Random number to select winners based on probability

Question

Imagine you have an array of hashes representing competitor and their probability to win the prize (a float between 0 and 1). Like:

  [ {:name => "Adam" , :prob => 0.5}
    {:name => "Ben" , :prob => 1.0}
    {:name => "Chris" , :prob => 0.1}
    {:name => "Daniel" , :prob => 0.2}
    {:name => "Ed" , :prob => 0.7}
    {:name => "Frey" , :prob => 0.5}
    {:name => "Gilbert" , :prob => 0.3}
  ]

I would like to have an algorithm on which I can select three winners using random numbers but respecting the probability of each person.

The total probability of the sample is 3.3

A logical approach would be to calculate the random value like:

val = rand(33)/10.0

And scan the array until I get the person which reaches the random number.

This approach works but it implies a scan in the array.

I wonder if there would be a more straightforward solution. Any ideas?

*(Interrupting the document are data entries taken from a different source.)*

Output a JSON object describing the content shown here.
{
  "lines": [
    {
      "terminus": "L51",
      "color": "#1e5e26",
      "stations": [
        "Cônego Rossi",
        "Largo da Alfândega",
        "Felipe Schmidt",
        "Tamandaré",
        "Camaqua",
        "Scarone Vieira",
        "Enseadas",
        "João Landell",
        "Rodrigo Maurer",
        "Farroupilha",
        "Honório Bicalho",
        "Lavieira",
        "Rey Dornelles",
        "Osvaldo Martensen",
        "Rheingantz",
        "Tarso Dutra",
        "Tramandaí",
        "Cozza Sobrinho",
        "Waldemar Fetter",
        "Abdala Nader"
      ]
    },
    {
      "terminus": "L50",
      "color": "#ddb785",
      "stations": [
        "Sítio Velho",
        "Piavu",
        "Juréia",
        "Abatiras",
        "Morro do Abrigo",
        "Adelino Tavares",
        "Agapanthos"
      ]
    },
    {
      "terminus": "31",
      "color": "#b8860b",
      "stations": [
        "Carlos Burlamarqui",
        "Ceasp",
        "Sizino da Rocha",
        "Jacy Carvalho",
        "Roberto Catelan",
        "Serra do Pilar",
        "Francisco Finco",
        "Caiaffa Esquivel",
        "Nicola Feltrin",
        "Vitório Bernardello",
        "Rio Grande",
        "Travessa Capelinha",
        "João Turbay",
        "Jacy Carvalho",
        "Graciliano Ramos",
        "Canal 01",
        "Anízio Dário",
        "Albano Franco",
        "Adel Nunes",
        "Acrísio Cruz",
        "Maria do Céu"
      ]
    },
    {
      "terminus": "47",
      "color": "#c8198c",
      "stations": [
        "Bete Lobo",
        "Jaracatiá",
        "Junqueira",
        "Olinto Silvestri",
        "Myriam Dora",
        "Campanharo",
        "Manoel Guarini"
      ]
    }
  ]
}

PS: Imagine the array might have a great amount of elements.

Answer 1

Create a loop which runs till 3 winners are selected. In this loop,generate a particular random number using any random method available in the programming language of your choice. After this,start iterating through the users. If any user's probability is lesser than this random number,accept that user as a winner. If in any iteration of the loop a winner isn't selected,for example,in a case where the lowest probability in your list is 0.2 and the random number generated is 0.1,in that case,continue to the next iteration of the loop. Break out of the loop when you get 3 winners. A probable pseudo code for such could be as follows:

int count=0;
while(count<3){
    temp=GenerateRandomNumber()
    int userIndex= AcceptWinner(UserListProbability,temp)
    //here keep iterating through the users to check which user's probability is less than temp and returns the index of the winner in the List

    if(userIndex==-1)//No winner selected
        continue;
    else{
        count++;
        Print List(userIndex)
    }
}

Note:the list should be sorted

Answer 2

I was thinking about this and I think my result makes sense:

1. sort the vector according to the probability: [a=0.1,b=0.2,c=0.3,d=0.4]
2. choose a random number (e.g. 0.5)
3. iterate from the beginning and sum the probability values and stop when it is higher: answer = 0.1 + 0.2 + 0.3. So, 0.6 > 0.5, we value 'c'

my gist over this is that the values in the end of the vector should have a higher probability of being chosen. I have implemented in python:

values = [0.1,0.2,0.3,0.4]
count_values = len(values)*[0]
answer = len(values)*[0]

iterations = 10000 

for i in range(0,iterations):
    rand = float(random.randint(0,iterations))/iterations
    count = 0
    sum = 0
    while sum <= rand and count <= len(values):
        sum += values[count]
        count += 1
    count_values[count-1]+=1

for i in range(0,len(count_values)):
    answer[i] = float(count_values[i])/iterations

and running several times, I calculated the probability of all elements being chosen, that should match our initial probability:

[0.1043, 0.196, 0.307, 0.3927]
[0.1018, 0.2003, 0.2954, 0.4025]
[0.0965, 0.1997, 0.3039, 0.3999]

Answer 3

I'm assuming that in your example "probability" means "weight" (so folks with a 1.0 probability aren't guaranteed to win and the total probability won't sum to 1.0)

You could build a tree of nodes where the leaf nodes contained your individual entries:

leaf1 = {:name => "Adam" , :prob => 0.5}
leaf2 = {:name => "Ben" , :prob => 1.0}

and each node contained the sum of the nodes under it

node1 = { :prob_sum => 1.5 , :children=> [ leaf1, leaf2] }

The root node then contains the sum of the whole structure

root_node = { :prob_sum => 33 , :children => [ leaf9, leaf10] }

Then you pick a random number between zero and the sum contained in the root node.

my_random = rand( root_node.prob_sum )

Then traverse the tree. Each node contains the sum of all nodes under it, so if your random number is larger than the node you subtract that node's value and skip that branch.

def find_node( my_random ):
c = children.first()
while( c ):
     if ( c.prob_sum < my_random ):
         return c.find_node(my_random)
     my_random -= c.prob_sum
     c = c.next

Assuming you've built a balanced tree you should get results in O(log n)

Alternatively, you could get the same result by adding a running total field to your current data set and doing a binary search based on that running total. That would probably be easier to implement, but would only be applicable if your working set could fit in memory.

Answer 4

There is also the approach which is working today but has some problems.

Today I create an array and put the probability*100 entries for each person in that array.

Then it is possible to do a random directly to the array content.

First problem is that it is costly on every aspect (memory, processing, ...) and it does not scale.

The second problem I have when choosing the second and third person once either I take the first out or I do a loop with random until a different person is picked up.

Nevertheless, for small datasets (like I have so far but will increase along time), this solution works fine.